通过 Pod 事件可以发现是由于 Node 节点磁盘打满,导致 Pod 被驱逐,构建任务失败。

Events:
Type Reason Age From Message
---- ------ ---- ---- -------
Warning Evicted 20m kubelet The node was low on resource: ephemeral-storage. Container build1753761077695-ivcpmoxg was using 1580320Ki, which exceeds its request of 0.
Normal NodeHasNoDiskPressure 3m (x32 over 6d5h) kubelet Node 10.10.32.2 status is now: NodeHasNoDiskPressure

pod yaml
是由于 Pod 通过 hostPath 挂载工作目录和日志目录,通过 hostPath 挂载目录是为了做缓存,当同一流水线任务重复执行时能够加速。

volumes:
- hostPath:
path: /data/landun/workspace/build1753761077695-ivcpmoxg
type: ""
name: data-volume
- hostPath:
path: /data/landun/logs/build1753761077695-ivcpmoxg
type: ""
name: logs-volume

dispatch-k8s-manager 模块的配置文件
dispatch-k8s-manager/resources/config.yaml

dispatch:
volume:
# 构建机脚本
builderConfigMap:
name: dispatch-kubernetes-builder
items:
# 初始化脚本
- key: initsh.properties
path: init.sh
# 登录调试需要的sleep脚本
- key: sleepsh.properties
path: sleep.sh
hostPath:
# 数据盘
dataHostDir: /data/landun/workspace
# 日志盘
logsHostDir: /data/landun/logs
# 应用数据使用cfs
cfs:
path: /data/cfs
volumeMount:
dataPath: /data/landun/workspace
logPath: /data/logs
builderConfigMapPath: /data/landun/config
cfs:
path: /data/bkdevops/apps
readOnly: true

2.2 源码分析

dispatch-k8s-manager/pkg/apiserver/service/builder_start.go

// getBuilderVolumeAndMount 获取一些构建机的常规的被挂载到pod上的volume和mount
func getBuilderVolumeAndMount(
workloadName string,
nFSs []types.NFS,
) (volumes []corev1.Volume, volumeMounts []corev1.VolumeMount) {
volumes = getBuilderPodVolume(workloadName)
volumeMounts = getBuilderPodVolumeMount()

...

return volumes, volumeMounts
}

// getBuilderPodVolume 获取一些构建机的常规的被挂载到pod上的volume,包括配置configmap和data目录hostpath
func getBuilderPodVolume(workloadName string) []corev1.Volume {
dataHostPath := filepath.Join(config.Config.Dispatch.Volume.HostPath.DataHostDir, workloadName)
logHostPath := filepath.Join(config.Config.Dispatch.Volume.HostPath.LogsHostDir, workloadName)

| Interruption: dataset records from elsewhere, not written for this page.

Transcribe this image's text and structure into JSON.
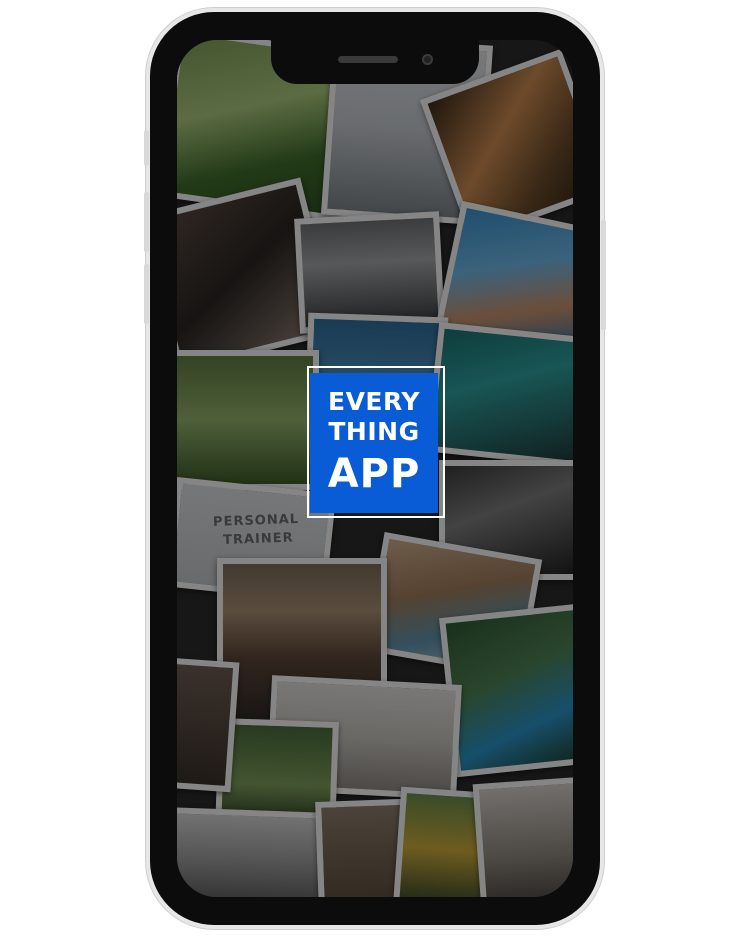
{
  "app": {
    "logo_line1": "EVERY",
    "logo_line2": "THING",
    "logo_line3": "APP",
    "brand_color": "#0a5bd6"
  },
  "collage": {
    "shirt_print_line1": "PERSONAL",
    "shirt_print_line2": "TRAINER"
  },
  "device": {
    "frame_color": "#0c0c0c",
    "bezel_color": "#e7e7e7"
  }
}
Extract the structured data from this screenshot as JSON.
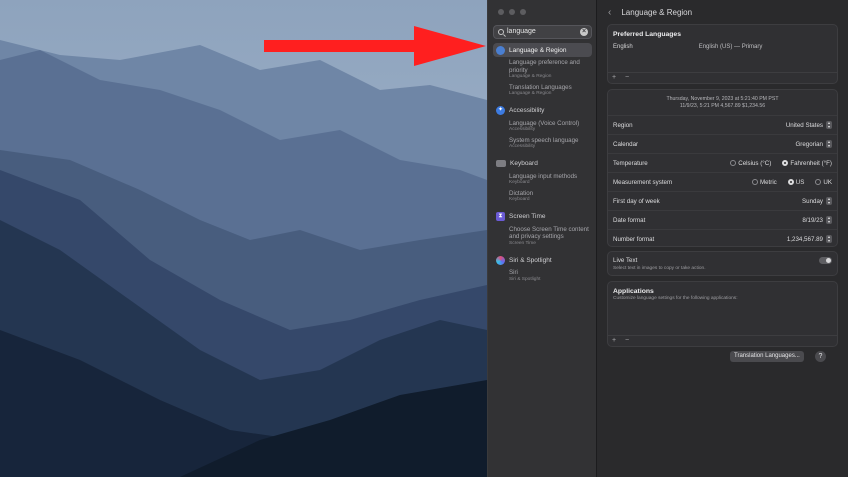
{
  "colors": {
    "accent": "#4a7fd1",
    "annotation_arrow": "#ff1f1f"
  },
  "search": {
    "value": "language"
  },
  "sidebar": {
    "groups": [
      {
        "label": "Language & Region",
        "icon": "globe-icon",
        "selected": true,
        "items": [
          {
            "title": "Language preference and priority",
            "subtitle": "Language & Region"
          },
          {
            "title": "Translation Languages",
            "subtitle": "Language & Region"
          }
        ]
      },
      {
        "label": "Accessibility",
        "icon": "accessibility-icon",
        "items": [
          {
            "title": "Language (Voice Control)",
            "subtitle": "Accessibility"
          },
          {
            "title": "System speech language",
            "subtitle": "Accessibility"
          }
        ]
      },
      {
        "label": "Keyboard",
        "icon": "keyboard-icon",
        "items": [
          {
            "title": "Language input methods",
            "subtitle": "Keyboard"
          },
          {
            "title": "Dictation",
            "subtitle": "Keyboard"
          }
        ]
      },
      {
        "label": "Screen Time",
        "icon": "hourglass-icon",
        "items": [
          {
            "title": "Choose Screen Time content and privacy settings",
            "subtitle": "Screen Time"
          }
        ]
      },
      {
        "label": "Siri & Spotlight",
        "icon": "siri-icon",
        "items": [
          {
            "title": "Siri",
            "subtitle": "Siri & Spotlight"
          }
        ]
      }
    ]
  },
  "main": {
    "title": "Language & Region",
    "preferred": {
      "title": "Preferred Languages",
      "language": "English",
      "language_detail": "English (US) — Primary",
      "add": "+",
      "remove": "−"
    },
    "preview": {
      "line1": "Thursday, November 9, 2023 at 5:21:40 PM PST",
      "line2": "11/9/23, 5:21 PM     4,567.89     $1,234.56"
    },
    "rows": {
      "region": {
        "label": "Region",
        "value": "United States"
      },
      "calendar": {
        "label": "Calendar",
        "value": "Gregorian"
      },
      "temperature": {
        "label": "Temperature",
        "opt1": "Celsius (°C)",
        "opt2": "Fahrenheit (°F)"
      },
      "measurement": {
        "label": "Measurement system",
        "opt1": "Metric",
        "opt2": "US",
        "opt3": "UK"
      },
      "first_day": {
        "label": "First day of week",
        "value": "Sunday"
      },
      "date_format": {
        "label": "Date format",
        "value": "8/19/23"
      },
      "number_format": {
        "label": "Number format",
        "value": "1,234,567.89"
      }
    },
    "live_text": {
      "label": "Live Text",
      "desc": "Select text in images to copy or take action."
    },
    "applications": {
      "title": "Applications",
      "desc": "Customize language settings for the following applications:",
      "add": "+",
      "remove": "−"
    },
    "translation_button": "Translation Languages...",
    "help": "?"
  }
}
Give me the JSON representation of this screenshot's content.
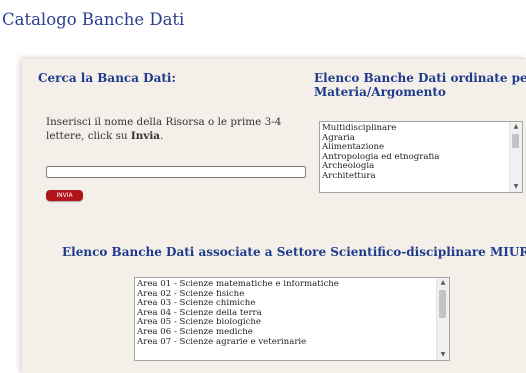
{
  "page": {
    "title": "Catalogo Banche Dati"
  },
  "search": {
    "heading": "Cerca la Banca Dati:",
    "instruction_prefix": "Inserisci il nome della Risorsa o le prime 3-4 lettere, click su ",
    "instruction_bold": "Invia",
    "instruction_suffix": ".",
    "input_value": "",
    "submit_label": "INVIA"
  },
  "materia": {
    "heading": "Elenco Banche Dati ordinate per Materia/Argomento",
    "options": [
      "Multidisciplinare",
      "Agraria",
      "Alimentazione",
      "Antropologia ed etnografia",
      "Archeologia",
      "Architettura"
    ]
  },
  "ssd": {
    "heading": "Elenco Banche Dati associate a Settore Scientifico-disciplinare MIUR",
    "options": [
      "Area 01 - Scienze matematiche e informatiche",
      "Area 02 - Scienze fisiche",
      "Area 03 - Scienze chimiche",
      "Area 04 - Scienze della terra",
      "Area 05 - Scienze biologiche",
      "Area 06 - Scienze mediche",
      "Area 07 - Scienze agrarie e veterinarie"
    ]
  },
  "colors": {
    "heading": "#1f3c8c",
    "button": "#b3141b",
    "panel": "#f4efe9"
  },
  "icons": {
    "scroll_up": "triangle-up",
    "scroll_down": "triangle-down"
  }
}
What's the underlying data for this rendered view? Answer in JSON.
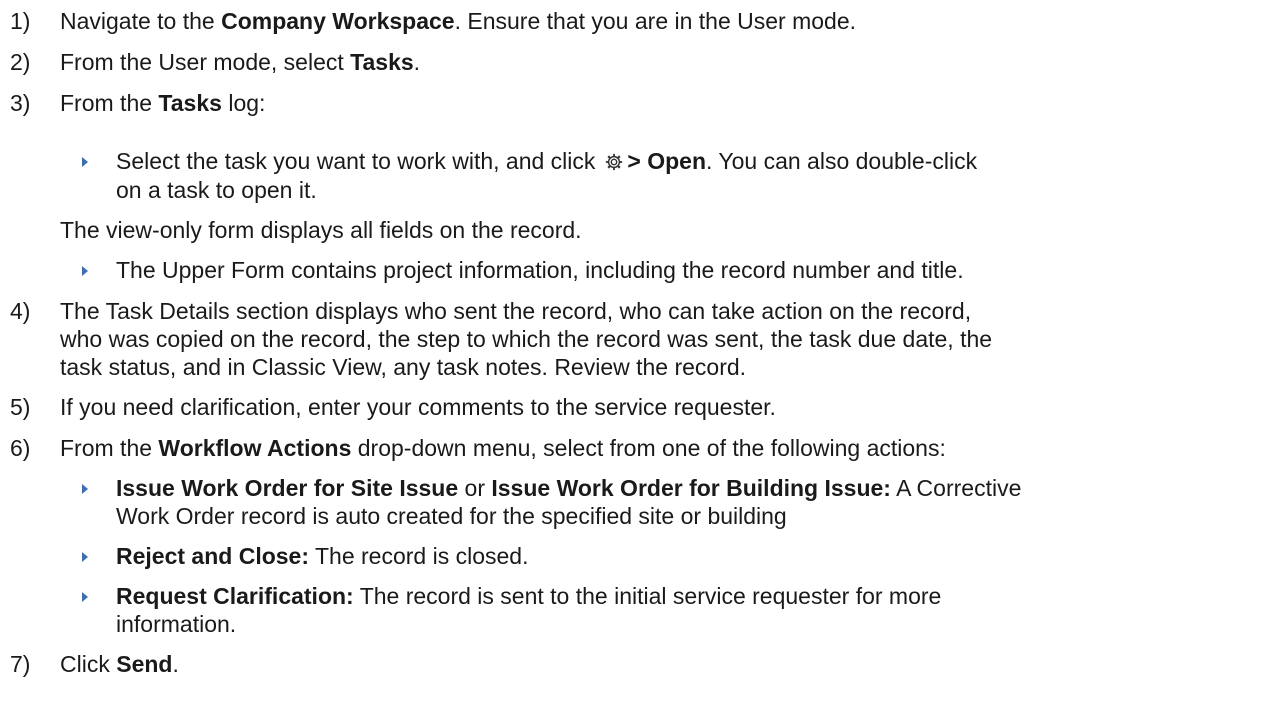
{
  "steps": [
    {
      "num": "1)",
      "lines": [
        {
          "parts": [
            {
              "t": "Navigate to the "
            },
            {
              "t": "Company Workspace",
              "b": true
            },
            {
              "t": ". Ensure that you are in the User mode."
            }
          ]
        }
      ]
    },
    {
      "num": "2)",
      "lines": [
        {
          "parts": [
            {
              "t": "From the User mode, select "
            },
            {
              "t": "Tasks",
              "b": true
            },
            {
              "t": "."
            }
          ]
        }
      ]
    },
    {
      "num": "3)",
      "lines": [
        {
          "parts": [
            {
              "t": "From the "
            },
            {
              "t": "Tasks",
              "b": true
            },
            {
              "t": " log:"
            }
          ]
        }
      ]
    }
  ],
  "step3_bullet": {
    "line1_a": "Select the task you want to work with, and click",
    "gear_icon": "gear-icon",
    "line1_b": "> Open",
    "line1_c": ". You can also double-click",
    "line2": "on a task to open it."
  },
  "view_only_note": "The view-only form displays all fields on the record.",
  "upper_form_bullet": "The Upper Form contains project information, including the record number and title.",
  "step4": {
    "num": "4)",
    "lines": [
      "The Task Details section displays who sent the record, who can take action on the record,",
      "who was copied on the record, the step to which the record was sent, the task due date, the",
      "task status, and in Classic View, any task notes. Review the record."
    ]
  },
  "step5": {
    "num": "5)",
    "text": "If you need clarification, enter your comments to the service requester."
  },
  "step6": {
    "num": "6)",
    "pre": "From the ",
    "bold": "Workflow Actions",
    "post": " drop-down menu, select from one of the following actions:"
  },
  "actions": {
    "a1_bold1": "Issue Work Order for Site Issue",
    "a1_or": " or ",
    "a1_bold2": "Issue Work Order for Building Issue:",
    "a1_rest": " A Corrective",
    "a1_line2": "Work Order record is auto created for the specified site or building",
    "a2_bold": "Reject and Close:",
    "a2_rest": " The record is closed.",
    "a3_bold": "Request Clarification:",
    "a3_rest": " The record is sent to the initial service requester for more",
    "a3_line2": "information."
  },
  "step7": {
    "num": "7)",
    "pre": "Click ",
    "bold": "Send",
    "post": "."
  },
  "colors": {
    "text": "#1a1a1a",
    "bullet": "#3d6eb0"
  }
}
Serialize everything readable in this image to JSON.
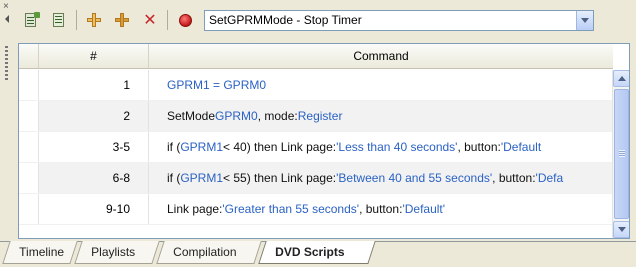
{
  "toolbar": {
    "buttons": [
      {
        "name": "add-script-icon"
      },
      {
        "name": "script-properties-icon"
      },
      {
        "name": "insert-command-icon"
      },
      {
        "name": "add-command-icon"
      },
      {
        "name": "delete-command-icon"
      },
      {
        "name": "record-icon"
      }
    ],
    "script_select_value": "SetGPRMMode - Stop Timer"
  },
  "grid": {
    "columns": [
      "#",
      "Command"
    ],
    "rows": [
      {
        "num": "1",
        "parts": [
          {
            "t": "GPRM1 = GPRM0",
            "c": "blue"
          }
        ]
      },
      {
        "num": "2",
        "parts": [
          {
            "t": "SetMode ",
            "c": "blk"
          },
          {
            "t": "GPRM0",
            "c": "blue"
          },
          {
            "t": ", mode: ",
            "c": "blk"
          },
          {
            "t": "Register",
            "c": "blue"
          }
        ]
      },
      {
        "num": "3-5",
        "parts": [
          {
            "t": "if (",
            "c": "blk"
          },
          {
            "t": "GPRM1",
            "c": "blue"
          },
          {
            "t": " < 40) then Link page: ",
            "c": "blk"
          },
          {
            "t": "'Less than 40 seconds'",
            "c": "blue"
          },
          {
            "t": ", button: ",
            "c": "blk"
          },
          {
            "t": "'Default",
            "c": "blue"
          }
        ]
      },
      {
        "num": "6-8",
        "parts": [
          {
            "t": "if (",
            "c": "blk"
          },
          {
            "t": "GPRM1",
            "c": "blue"
          },
          {
            "t": " < 55) then Link page: ",
            "c": "blk"
          },
          {
            "t": "'Between 40 and 55 seconds'",
            "c": "blue"
          },
          {
            "t": ", button: ",
            "c": "blk"
          },
          {
            "t": "'Defa",
            "c": "blue"
          }
        ]
      },
      {
        "num": "9-10",
        "parts": [
          {
            "t": "Link page: ",
            "c": "blk"
          },
          {
            "t": "'Greater than 55 seconds'",
            "c": "blue"
          },
          {
            "t": ", button: ",
            "c": "blk"
          },
          {
            "t": "'Default'",
            "c": "blue"
          }
        ]
      }
    ]
  },
  "tabs": [
    "Timeline",
    "Playlists",
    "Compilation",
    "DVD Scripts"
  ],
  "active_tab": "DVD Scripts"
}
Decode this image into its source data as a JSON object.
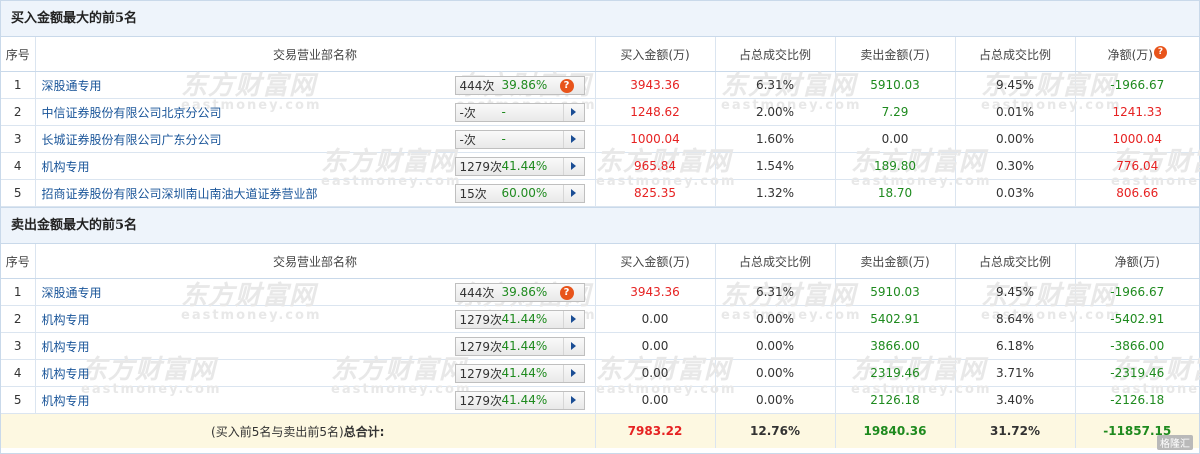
{
  "watermark": {
    "cn": "东方财富网",
    "en": "eastmoney.com"
  },
  "buy_section": {
    "title": "买入金额最大的前5名",
    "columns": [
      "序号",
      "交易营业部名称",
      "买入金额(万)",
      "占总成交比例",
      "卖出金额(万)",
      "占总成交比例",
      "净额(万)"
    ],
    "rows": [
      {
        "rank": "1",
        "name": "深股通专用",
        "count": "444次",
        "pct": "39.86%",
        "badge_icon": "question-icon",
        "buy": "3943.36",
        "buy_ratio": "6.31%",
        "sell": "5910.03",
        "sell_ratio": "9.45%",
        "net": "-1966.67",
        "net_color": "green"
      },
      {
        "rank": "2",
        "name": "中信证券股份有限公司北京分公司",
        "count": "-次",
        "pct": "-",
        "badge_icon": "arrow",
        "buy": "1248.62",
        "buy_ratio": "2.00%",
        "sell": "7.29",
        "sell_ratio": "0.01%",
        "net": "1241.33",
        "net_color": "red"
      },
      {
        "rank": "3",
        "name": "长城证券股份有限公司广东分公司",
        "count": "-次",
        "pct": "-",
        "badge_icon": "arrow",
        "buy": "1000.04",
        "buy_ratio": "1.60%",
        "sell": "0.00",
        "sell_ratio": "0.00%",
        "net": "1000.04",
        "net_color": "red"
      },
      {
        "rank": "4",
        "name": "机构专用",
        "count": "1279次",
        "pct": "41.44%",
        "badge_icon": "arrow",
        "buy": "965.84",
        "buy_ratio": "1.54%",
        "sell": "189.80",
        "sell_ratio": "0.30%",
        "net": "776.04",
        "net_color": "red"
      },
      {
        "rank": "5",
        "name": "招商证券股份有限公司深圳南山南油大道证券营业部",
        "count": "15次",
        "pct": "60.00%",
        "pct_color": "red",
        "badge_icon": "arrow",
        "buy": "825.35",
        "buy_ratio": "1.32%",
        "sell": "18.70",
        "sell_ratio": "0.03%",
        "net": "806.66",
        "net_color": "red"
      }
    ]
  },
  "sell_section": {
    "title": "卖出金额最大的前5名",
    "columns": [
      "序号",
      "交易营业部名称",
      "买入金额(万)",
      "占总成交比例",
      "卖出金额(万)",
      "占总成交比例",
      "净额(万)"
    ],
    "rows": [
      {
        "rank": "1",
        "name": "深股通专用",
        "count": "444次",
        "pct": "39.86%",
        "badge_icon": "question-icon",
        "buy": "3943.36",
        "buy_ratio": "6.31%",
        "sell": "5910.03",
        "sell_ratio": "9.45%",
        "net": "-1966.67",
        "net_color": "green"
      },
      {
        "rank": "2",
        "name": "机构专用",
        "count": "1279次",
        "pct": "41.44%",
        "badge_icon": "arrow",
        "buy": "0.00",
        "buy_ratio": "0.00%",
        "sell": "5402.91",
        "sell_ratio": "8.64%",
        "net": "-5402.91",
        "net_color": "green"
      },
      {
        "rank": "3",
        "name": "机构专用",
        "count": "1279次",
        "pct": "41.44%",
        "badge_icon": "arrow",
        "buy": "0.00",
        "buy_ratio": "0.00%",
        "sell": "3866.00",
        "sell_ratio": "6.18%",
        "net": "-3866.00",
        "net_color": "green"
      },
      {
        "rank": "4",
        "name": "机构专用",
        "count": "1279次",
        "pct": "41.44%",
        "badge_icon": "arrow",
        "buy": "0.00",
        "buy_ratio": "0.00%",
        "sell": "2319.46",
        "sell_ratio": "3.71%",
        "net": "-2319.46",
        "net_color": "green"
      },
      {
        "rank": "5",
        "name": "机构专用",
        "count": "1279次",
        "pct": "41.44%",
        "badge_icon": "arrow",
        "buy": "0.00",
        "buy_ratio": "0.00%",
        "sell": "2126.18",
        "sell_ratio": "3.40%",
        "net": "-2126.18",
        "net_color": "green"
      }
    ]
  },
  "total": {
    "label_prefix": "(买入前5名与卖出前5名)",
    "label_bold": "总合计:",
    "buy": "7983.22",
    "buy_ratio": "12.76%",
    "sell": "19840.36",
    "sell_ratio": "31.72%",
    "net": "-11857.15"
  },
  "header_help_icon": "question-icon",
  "corner_logo": "格隆汇",
  "colors": {
    "red": "#e62222",
    "green": "#1e8a1e",
    "link": "#1a5599",
    "header_bg": "#eef4fb",
    "total_bg": "#fdf8e1",
    "badge_icon": "#e8541b"
  }
}
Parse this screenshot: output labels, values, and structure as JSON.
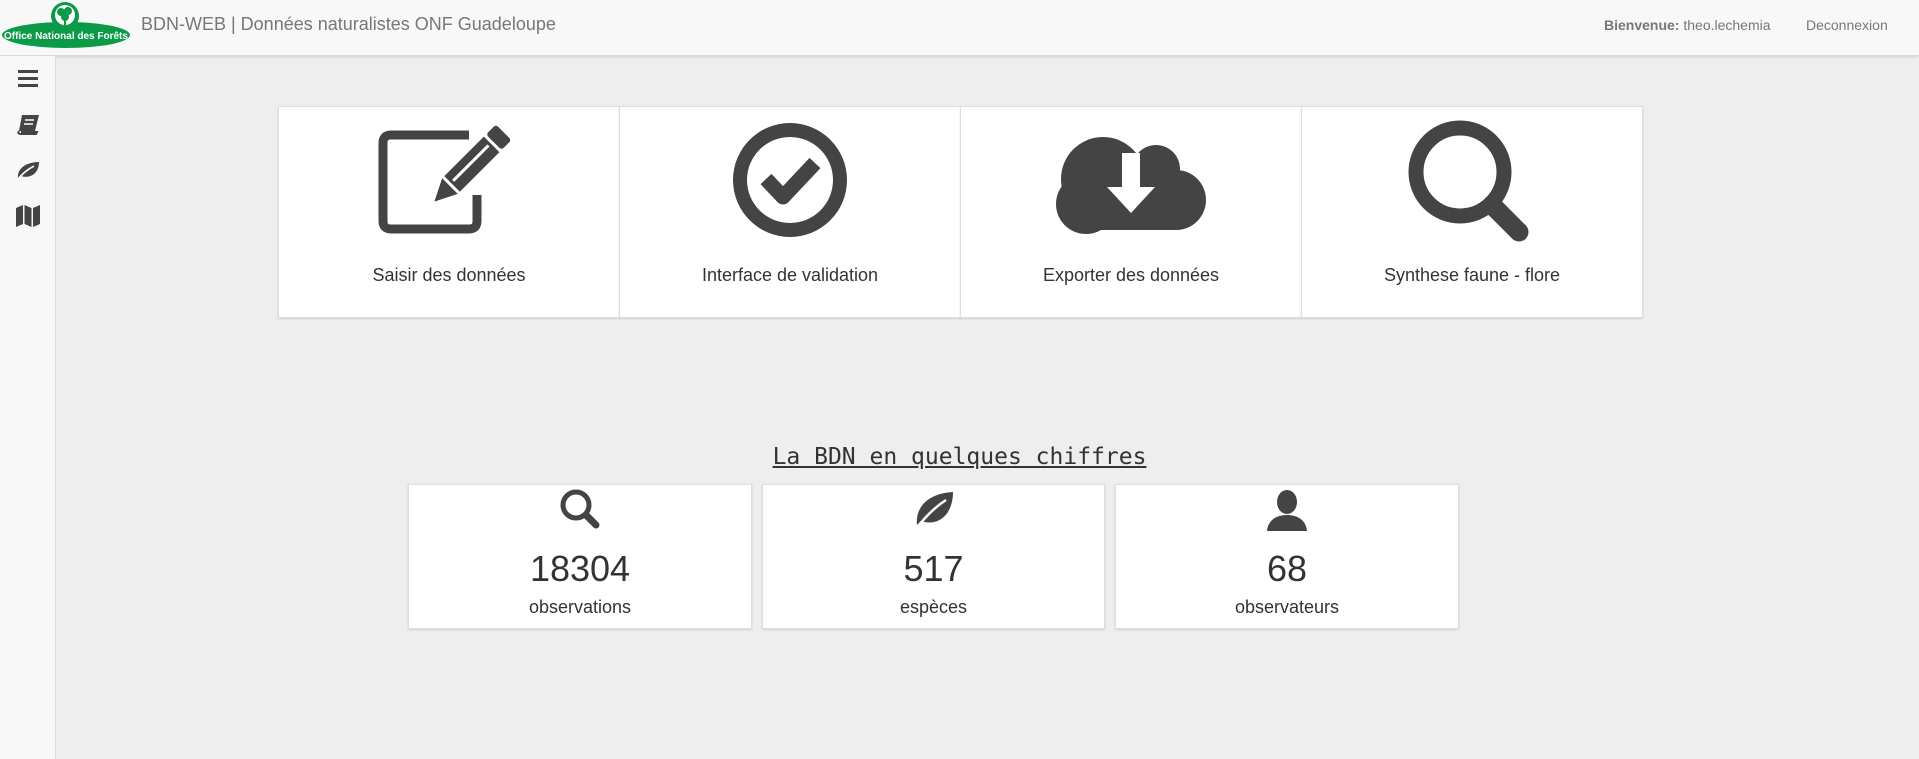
{
  "header": {
    "logo_text": "Office National des Forêts",
    "title": "BDN-WEB | Données naturalistes ONF Guadeloupe",
    "welcome_label": "Bienvenue:",
    "username": "theo.lechemia",
    "logout_label": "Deconnexion"
  },
  "sidebar": {
    "items": [
      {
        "icon": "menu-icon"
      },
      {
        "icon": "book-icon"
      },
      {
        "icon": "leaf-icon"
      },
      {
        "icon": "map-icon"
      }
    ]
  },
  "tiles": [
    {
      "label": "Saisir des données",
      "icon": "edit-icon"
    },
    {
      "label": "Interface de validation",
      "icon": "check-circle-icon"
    },
    {
      "label": "Exporter des données",
      "icon": "cloud-download-icon"
    },
    {
      "label": "Synthese faune - flore",
      "icon": "search-icon"
    }
  ],
  "stats": {
    "title": "La BDN en quelques chiffres",
    "items": [
      {
        "value": "18304",
        "caption": "observations",
        "icon": "search-icon"
      },
      {
        "value": "517",
        "caption": "espèces",
        "icon": "leaf-icon"
      },
      {
        "value": "68",
        "caption": "observateurs",
        "icon": "user-icon"
      }
    ]
  },
  "colors": {
    "icon": "#444444",
    "logo_green": "#0b9a48",
    "background": "#eeeeee"
  }
}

var items []corev1.KeyToPath
for _, v := range config.Config.Dispatch.Volume.BuilderConfigMap.Items {
items = append(items, corev1.KeyToPath{
Key: v.Key,
Path: v.Path,
})
}

return ...
}

通过源码分析可以发现 hostPath 是通过 dispatch-k8s-manager/resources/config.yaml 加上 workloadName 拼接而成的,所以没办法通过配置文件控制不使用 hostPath,于是我们通过定时任务来清理该缓存。

3. 解决方案

参考 bk-applog-bkapp-filebeat 的日志清理方案,通过 DaemonSet 实现蓝盾挂载工作目录实施定时清理操作。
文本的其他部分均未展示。